Walk into a retail establishment, a warehouse, a factory, an office building, or another facility in Minneapolis or St. Paul that has polished concrete floors and you may see different things. One place may have a perfectly glossy floor that looks perfect, while the other may have a floor that looks like it is near replacement when, in all reality, it is one that is just a couple years old.
The floor that looks tattered has most likely been plagued with dirt and abrasives, which has broken down the sheen and finish of the floor. Sometimes abrasives end up being used to polish concrete, but those same abrasives can break down the floor.
What Are Abrasives?
The abrasives that are mostly responsible for damaging polished concrete floors include dirt and particles that are tracked by customers, fork lifts, shopping carts, etc. The particles are generally very small, but they build up over time. If there are a lot of abrasives on a floor, it is easy to see. If you wear boots with leather soles while walking on a floor, you can very easily feel whether or not the floor is lacking basic maintenance.
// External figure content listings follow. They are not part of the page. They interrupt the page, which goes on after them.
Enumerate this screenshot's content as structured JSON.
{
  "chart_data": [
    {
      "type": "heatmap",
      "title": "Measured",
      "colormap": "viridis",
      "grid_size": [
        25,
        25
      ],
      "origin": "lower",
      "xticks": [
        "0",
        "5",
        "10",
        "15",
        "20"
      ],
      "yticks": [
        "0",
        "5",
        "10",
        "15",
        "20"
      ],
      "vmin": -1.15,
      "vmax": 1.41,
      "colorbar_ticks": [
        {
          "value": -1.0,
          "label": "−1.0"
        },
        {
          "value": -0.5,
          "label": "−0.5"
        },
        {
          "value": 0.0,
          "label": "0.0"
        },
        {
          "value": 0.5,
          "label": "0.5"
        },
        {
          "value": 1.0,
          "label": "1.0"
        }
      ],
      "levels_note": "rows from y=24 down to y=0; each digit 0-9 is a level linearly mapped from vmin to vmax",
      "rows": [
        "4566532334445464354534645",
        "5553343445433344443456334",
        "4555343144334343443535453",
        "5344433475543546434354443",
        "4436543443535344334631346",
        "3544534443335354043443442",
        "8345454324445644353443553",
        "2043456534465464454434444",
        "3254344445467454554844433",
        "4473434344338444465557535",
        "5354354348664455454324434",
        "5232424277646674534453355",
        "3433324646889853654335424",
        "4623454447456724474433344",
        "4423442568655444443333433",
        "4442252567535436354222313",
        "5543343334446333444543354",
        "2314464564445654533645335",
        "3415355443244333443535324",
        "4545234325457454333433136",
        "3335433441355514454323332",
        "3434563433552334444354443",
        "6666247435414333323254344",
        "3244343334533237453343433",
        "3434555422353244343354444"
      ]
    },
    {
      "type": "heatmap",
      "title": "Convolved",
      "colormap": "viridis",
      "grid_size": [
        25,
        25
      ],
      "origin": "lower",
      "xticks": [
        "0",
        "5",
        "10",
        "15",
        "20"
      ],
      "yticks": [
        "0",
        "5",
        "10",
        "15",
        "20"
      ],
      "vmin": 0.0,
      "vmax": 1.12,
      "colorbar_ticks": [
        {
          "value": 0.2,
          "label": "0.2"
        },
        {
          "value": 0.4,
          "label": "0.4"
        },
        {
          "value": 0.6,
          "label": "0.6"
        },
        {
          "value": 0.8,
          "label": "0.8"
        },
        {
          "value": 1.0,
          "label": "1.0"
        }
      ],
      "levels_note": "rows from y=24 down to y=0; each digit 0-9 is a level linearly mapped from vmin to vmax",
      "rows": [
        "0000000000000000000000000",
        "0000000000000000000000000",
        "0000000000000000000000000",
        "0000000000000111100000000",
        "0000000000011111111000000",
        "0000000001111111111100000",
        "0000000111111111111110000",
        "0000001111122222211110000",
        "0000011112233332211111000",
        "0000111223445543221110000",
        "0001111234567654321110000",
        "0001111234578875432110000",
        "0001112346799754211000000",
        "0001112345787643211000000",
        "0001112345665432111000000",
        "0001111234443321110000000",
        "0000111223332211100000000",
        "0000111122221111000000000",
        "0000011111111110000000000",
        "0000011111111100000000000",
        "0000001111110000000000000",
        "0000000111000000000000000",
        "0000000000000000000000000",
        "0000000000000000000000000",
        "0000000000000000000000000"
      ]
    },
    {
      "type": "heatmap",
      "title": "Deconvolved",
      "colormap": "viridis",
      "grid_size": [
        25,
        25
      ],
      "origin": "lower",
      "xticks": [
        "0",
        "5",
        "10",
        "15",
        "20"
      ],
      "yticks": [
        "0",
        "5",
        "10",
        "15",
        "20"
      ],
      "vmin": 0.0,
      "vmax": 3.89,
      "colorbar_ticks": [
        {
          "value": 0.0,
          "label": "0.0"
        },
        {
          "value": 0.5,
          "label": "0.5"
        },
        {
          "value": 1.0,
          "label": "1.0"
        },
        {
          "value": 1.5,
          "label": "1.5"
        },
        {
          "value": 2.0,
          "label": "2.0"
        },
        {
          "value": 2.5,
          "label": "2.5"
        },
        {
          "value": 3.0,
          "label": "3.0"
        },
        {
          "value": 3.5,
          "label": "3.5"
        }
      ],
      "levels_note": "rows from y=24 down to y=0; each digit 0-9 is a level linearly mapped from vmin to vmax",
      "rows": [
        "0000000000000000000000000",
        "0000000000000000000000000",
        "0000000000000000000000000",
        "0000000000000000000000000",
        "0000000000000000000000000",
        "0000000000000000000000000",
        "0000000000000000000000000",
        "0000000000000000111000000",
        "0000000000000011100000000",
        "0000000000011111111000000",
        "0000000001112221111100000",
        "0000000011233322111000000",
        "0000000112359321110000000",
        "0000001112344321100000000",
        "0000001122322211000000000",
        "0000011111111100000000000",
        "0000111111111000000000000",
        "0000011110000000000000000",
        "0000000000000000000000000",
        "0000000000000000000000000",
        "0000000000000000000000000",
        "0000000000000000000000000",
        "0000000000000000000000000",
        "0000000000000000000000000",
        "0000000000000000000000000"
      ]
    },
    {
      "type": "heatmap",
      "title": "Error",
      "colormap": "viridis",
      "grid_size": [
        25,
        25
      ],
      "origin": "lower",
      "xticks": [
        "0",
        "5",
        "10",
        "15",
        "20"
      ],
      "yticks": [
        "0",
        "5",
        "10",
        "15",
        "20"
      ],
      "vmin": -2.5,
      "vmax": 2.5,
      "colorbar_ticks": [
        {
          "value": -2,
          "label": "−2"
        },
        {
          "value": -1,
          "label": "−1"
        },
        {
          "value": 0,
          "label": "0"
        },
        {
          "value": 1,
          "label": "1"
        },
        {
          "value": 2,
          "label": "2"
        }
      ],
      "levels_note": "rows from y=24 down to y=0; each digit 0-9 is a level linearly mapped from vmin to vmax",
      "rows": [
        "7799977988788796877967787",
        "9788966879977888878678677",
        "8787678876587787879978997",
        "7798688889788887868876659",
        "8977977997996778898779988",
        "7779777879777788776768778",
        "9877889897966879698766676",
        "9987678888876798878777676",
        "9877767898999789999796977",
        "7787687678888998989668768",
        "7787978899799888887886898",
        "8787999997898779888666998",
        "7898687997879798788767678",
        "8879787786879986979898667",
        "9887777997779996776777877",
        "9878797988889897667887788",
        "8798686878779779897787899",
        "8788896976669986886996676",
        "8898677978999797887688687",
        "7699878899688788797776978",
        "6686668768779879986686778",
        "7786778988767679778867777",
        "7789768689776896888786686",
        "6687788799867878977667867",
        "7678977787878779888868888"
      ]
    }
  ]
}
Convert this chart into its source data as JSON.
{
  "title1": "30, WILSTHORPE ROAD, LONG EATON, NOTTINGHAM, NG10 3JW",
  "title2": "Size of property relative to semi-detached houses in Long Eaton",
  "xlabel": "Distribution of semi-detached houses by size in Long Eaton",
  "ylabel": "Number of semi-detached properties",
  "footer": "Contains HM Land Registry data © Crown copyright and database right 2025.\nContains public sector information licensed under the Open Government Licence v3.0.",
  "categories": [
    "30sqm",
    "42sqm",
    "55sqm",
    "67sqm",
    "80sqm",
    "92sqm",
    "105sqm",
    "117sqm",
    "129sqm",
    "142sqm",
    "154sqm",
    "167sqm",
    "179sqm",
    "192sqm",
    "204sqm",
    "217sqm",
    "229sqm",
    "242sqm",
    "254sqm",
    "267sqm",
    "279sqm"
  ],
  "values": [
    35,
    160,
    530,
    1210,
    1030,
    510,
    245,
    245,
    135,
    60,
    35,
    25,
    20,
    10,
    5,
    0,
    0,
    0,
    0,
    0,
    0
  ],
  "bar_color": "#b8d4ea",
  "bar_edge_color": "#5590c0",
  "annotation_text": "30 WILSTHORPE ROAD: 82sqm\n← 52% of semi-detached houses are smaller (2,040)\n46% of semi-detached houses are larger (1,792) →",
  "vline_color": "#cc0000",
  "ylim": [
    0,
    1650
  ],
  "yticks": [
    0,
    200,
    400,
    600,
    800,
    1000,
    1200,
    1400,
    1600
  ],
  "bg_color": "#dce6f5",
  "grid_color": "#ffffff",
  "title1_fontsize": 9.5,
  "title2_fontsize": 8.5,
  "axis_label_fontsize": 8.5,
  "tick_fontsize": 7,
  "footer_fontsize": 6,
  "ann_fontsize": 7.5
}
As for what abrasives do to a floor, they break it down. When the dirt particles sit on the floor and they are combined with wheel and foot traffic, those particles are like sandpaper to the floor. Think of the particles acting like a 200 grit resin diamond. Anyone who has a polished concrete floor knows that such grittiness is going to take out the shine. This grit then digs into the floor and it gives dirt an additional place to lodge itself. This not only makes the concrete harder to clean, but the gloss value is greatly diminished.
Shockingly, abrasives can remove approximately 75% of the reflectivity the floor had when it was first finished. To get the gloss back, the floor may need to be re-finished. When companies have their floors re-finished, they typically do before it is time. Premature refinishing costs more in the long run.
What To Do?
The damage that abrasives cause is mainly preventable. Businesses can have walk off matt programs so that customers and carts have a chance to knock abrasives off while walking and rolling over mats on the sales floor. The mats themselves need to stay clean so they can be effective.
Another way to keep abrasives to a minimum is to dust mop the floor during the day or during high traffic periods. This is very important in Minnesota’s winter months as salt is used to keep sidewalks from freezing.
If the floor has been damaged too extensively by abrasives, it needs to be re-polished. You can’t simply do a light polish or deep clean and hope everything will be okay. You will need to get through the scratch in the floor and then go from there. This is when you will need professional intervention by a contractor who has the right tools and materials to do the job right.